1987年,蘇聯「10月革命」七十週年紀念時,戈巴契夫坦承過去的歷史被嚴重扭曲。於是,蘇聯的歷史翻案風開始出現。黨中央成立了一個調查委員會,對 30 年代史達林的「政治大整肅」進行調查,1988年2月公佈了一部分結果,認為當年的主要政治審判均涉及「製造假證據」,「違背社會主義法制」。經過這次調查,當年被迫害的首腦如布哈林(Nikolai I. Bukharin),卡米涅夫(Lev B. Kamenev),季諾維也夫(Grigory Y. Zimoriev),……等均被平反。然而,對蘇聯革命貢獻最大的托洛斯基卻不在這個名單之內。對於縱使到了今天都仍難被定位的托洛斯基,它的「象徵性平反」被拖延到1989年,而且在平反中亦多所保留。
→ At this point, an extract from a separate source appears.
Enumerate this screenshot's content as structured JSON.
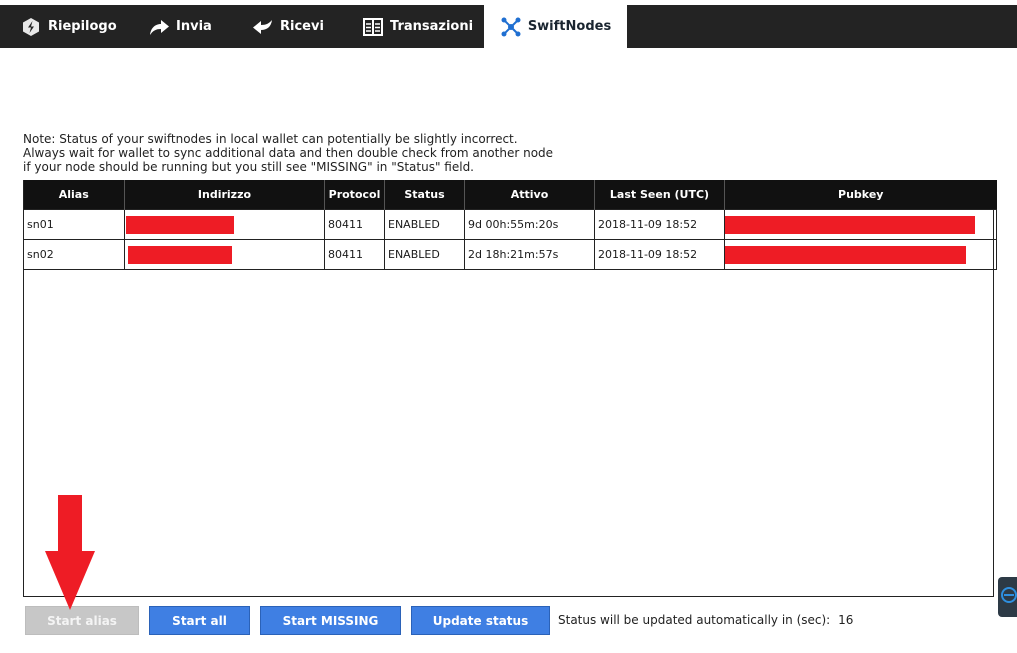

1989年1月,蘇聯最重要的知識分子刊物「文學報」上刊出了歷史學家瓦塞特斯基(N. Vasetsky)的論文,首次在蘇聯內部探討了托洛斯基的死亡問題。文章中指出,自托洛斯基流亡墨西哥市近郊的科亞崗(Coyoacan)後,史達林即處心積慮要加以暗殺,並親自主持暗殺之計劃,未將任務交付給當時的特務首腦貝里亞(Lavrenti Beria)。史達林找了一名上校特務行動員艾亭岡(Leonid Eitingon),這名上校有個西班牙情婦佳麗塔(Caridad),而她有一個成年的兒子梅卡德(Ramon Mercader),他是西班牙共黨黨員。艾亭岡施以訓練派赴墨西哥,以托洛斯基的同情者身分接近,於1940年8月20日以登山斧襲擊托洛斯基頭部,托氏翌日殞命。根據暗殺計劃,梅卡德行刺成功後應立即逃逸,其母以及艾亭岡開車在附近之街道接應;但梅卡德之行刺被托洛斯基助手發現,予以逮捕,逃逸不成。梅卡德稍後被判20年徒刑,出獄後曾在莫斯科及捷克的布拉格居住,然而英國的「托洛斯基主義者」找到了梅卡德,宣稱將進行報復,他在恐懼之下遷至古巴,1978年死於哈瓦那,遺體被葬於莫斯科Kuntsevo墓園,墓碑上如此寫著:「羅培茲.雷蒙.伊凡諾維奇,蘇聯的英雄」。至於主持暗殺的艾亭岡上校,稍後被史達林逮捕,死於集中營裡。

除了瓦塞特斯基首次在蘇聯國內公開了托洛斯基的死因外,他對托洛斯基的思想則多所貶抑及保留。他和當前蘇聯的主要軍事歷史家弗可哥諾夫(Dmitri Volkogonov)等均認為托洛斯基以往固然被蘇共歪曲,但他與史達林相同,均充滿著權力意志,因而縱使托洛斯基當年能夠成功,也只不過是「以托洛斯基主義代替史達林主義而已」「托洛斯基與史達林的衝突,不是主義的衝突,而是權力的衝突」。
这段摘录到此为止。